How to Make a Small Wedding Guest List

Your “big” day doesn’t necessarily require a “big” party. Here’s how to make a small wedding guest list.

Image courtesy of Gelfman Photography

Every bride’s ideal wedding day looks different – some want a big, blowout party with everyone they’ve ever met in attendance, and some want a small, more intimate gathering with a handful of close family and friends (PS: whatever your preference, your wedding is going to be beautiful).

But if your picture perfect day is “small and more intimate” rather than a “big, blowout party,” you might run into a few snags while putting together the guest list. Who makes the cut? What number even counts as “small,” anyway? Before you order those invites, here are some tips on making a small wedding guest list.

Image courtesy of Miralli Photography

Talk it out

As with everything wedding-related (or life-related), communication is vitally important. Sit down with your fiancé and make sure you’re on the same page. Confirm that your ideas of “small” match – small may mean 20 people to you, but 120 people to them.  

After you’ve put some preliminary numbers in place, start making a list of the people you absolutely want in attendance. This could include only family members, mostly close friends, or a combination of the two. If this list is bigger than the number you originally had in mind, consider budging on your limit. If it’s a lot bigger, go back to your list and decide where to make some cuts. Keep in mind that you WILL get declines – even from people you don’t expect. 

You might also want to discuss your small guest list with parents (especially if they’re footing most of the bill). While your wedding is YOUR day and YOU get to call the shots, your parents may have a few people they’d like to invite. The key words here are “a few” – if their list is longer than yours, remember to communicate your wishes for a limited guest count. 

Image courtesy of EXO Photography and Cinema

Make a B List

Once you’ve nailed down your “must-haves,” put together another list of friends and family that you’d invite if you were considering a bigger wedding. Again – you will likely get declines (even with a shorter invite list), so having a few more names as a backup is a good idea. Don’t forget to order a few extra invitations for this purpose!

Let everyone know

Sure, getting a wedding invite in the mail is always an honor. But as wedding trends change (and as they get more and more expensive), people have begun to realize that being excluded from your guest list isn’t the biggest offense in the world – remember when Covid restrictions forced brides to UN-INVITE guests to their weddings?

If a lot of people in your life are already married, they’ll probably remember that planning a wedding is a huge undertaking and understand your desire to keep things small. There are obviously exceptions to this sometimes, and every family member, friend, and situation is different, but for the most part your loved ones should accept your decision without any drama.

When discussing your wedding with friends and family who aren’t on your guest list, explain your plans for a limited and more intimate gathering. You can even include this information on a wedding website or in a social media post. If you’re upfront and honest about your smaller wedding, your friends and family won’t be so surprised when their mailbox is empty.

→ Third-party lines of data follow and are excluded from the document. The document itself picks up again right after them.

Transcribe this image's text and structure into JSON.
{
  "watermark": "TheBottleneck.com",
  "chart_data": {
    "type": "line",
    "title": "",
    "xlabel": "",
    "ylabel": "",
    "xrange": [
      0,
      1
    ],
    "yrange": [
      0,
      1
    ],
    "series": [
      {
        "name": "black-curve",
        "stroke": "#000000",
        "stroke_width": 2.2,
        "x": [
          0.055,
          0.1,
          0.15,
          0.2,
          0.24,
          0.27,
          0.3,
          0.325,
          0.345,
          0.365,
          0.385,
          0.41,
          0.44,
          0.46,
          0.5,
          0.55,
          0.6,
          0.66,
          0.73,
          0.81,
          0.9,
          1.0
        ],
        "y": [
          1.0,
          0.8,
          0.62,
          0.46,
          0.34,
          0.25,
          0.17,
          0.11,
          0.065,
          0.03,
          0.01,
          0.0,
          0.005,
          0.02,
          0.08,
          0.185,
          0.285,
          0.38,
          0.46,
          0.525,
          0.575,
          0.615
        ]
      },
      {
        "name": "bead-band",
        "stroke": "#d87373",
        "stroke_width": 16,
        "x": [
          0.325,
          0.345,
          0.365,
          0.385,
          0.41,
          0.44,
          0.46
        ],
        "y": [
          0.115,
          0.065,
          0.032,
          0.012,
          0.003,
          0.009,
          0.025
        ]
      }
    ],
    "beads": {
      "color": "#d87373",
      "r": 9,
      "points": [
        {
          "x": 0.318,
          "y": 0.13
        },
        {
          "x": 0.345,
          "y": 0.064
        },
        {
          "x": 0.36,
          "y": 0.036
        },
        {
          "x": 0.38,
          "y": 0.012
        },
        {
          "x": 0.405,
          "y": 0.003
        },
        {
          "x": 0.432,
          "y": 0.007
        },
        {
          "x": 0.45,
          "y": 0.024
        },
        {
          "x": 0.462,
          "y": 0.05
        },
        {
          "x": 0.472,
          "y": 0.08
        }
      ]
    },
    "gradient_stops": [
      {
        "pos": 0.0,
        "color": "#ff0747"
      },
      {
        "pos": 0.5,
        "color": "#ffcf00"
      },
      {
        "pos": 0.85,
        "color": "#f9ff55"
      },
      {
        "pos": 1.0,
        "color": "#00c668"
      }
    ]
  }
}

Image courtesy of Janelle Brooke Photography


Consider a destination wedding

Destination weddings usually have an inherently smaller guest count, just because most people can’t commit to traveling. If narrowing down your invite list has become complicated and fraught, consider saying your vows somewhere away from home. Even if you’ve got a bigger list than you’ve planned, it’s likely that the vast majority of those you’ve included will decline. 

Make your wedding virtual

Most of us have become very comfortable using video conferencing services like Zoom and Google Meet over the last few years. If you’d like to share your ceremony with a larger audience than you can invite, consider live-streaming your “I do’s” so friends and family can be there virtually.